Another limitation of this study is the modest sample size () for a DL approach employing complete model fine-tuning. While LOSO cross-validation provides a robust estimate of cross-subject generalizability within this cohort, future work must validate the model on larger, independent, and more diverse populations to confirm its robustness and clinical applicability. Furthermore, techniques such as federated learning or the use of larger pre-trained models from related physiological domains (e.g., trained on public sEMG datasets) could help alleviate data scarcity issues in future developments.

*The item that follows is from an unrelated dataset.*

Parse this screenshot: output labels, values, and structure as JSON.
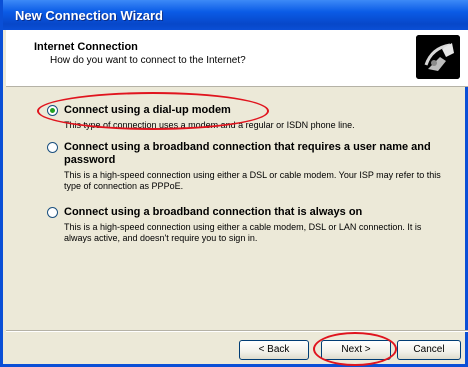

In addition, future work must focus on clinical validation with the intended target populations. This includes testing the framework on individuals with age-related sarcopenia, neurodegenerative disorders, and other conditions associated with elevated fatigue risk within AAL scenarios. Such studies will be necessary to assess the model’s generalizability, identify potential need for adaptation, and ultimately determine its real-world clinical efficacy and safety. In addition, other deep architectures will be compared to assess whether the choice of InceptionResnetV2 is the best in terms of overall accuracy. Furthermore, other techniques suitable for time series analysis such as LSTM will be applied in order to assess the classification accuracy of DL methods using directly acquired 1D signals.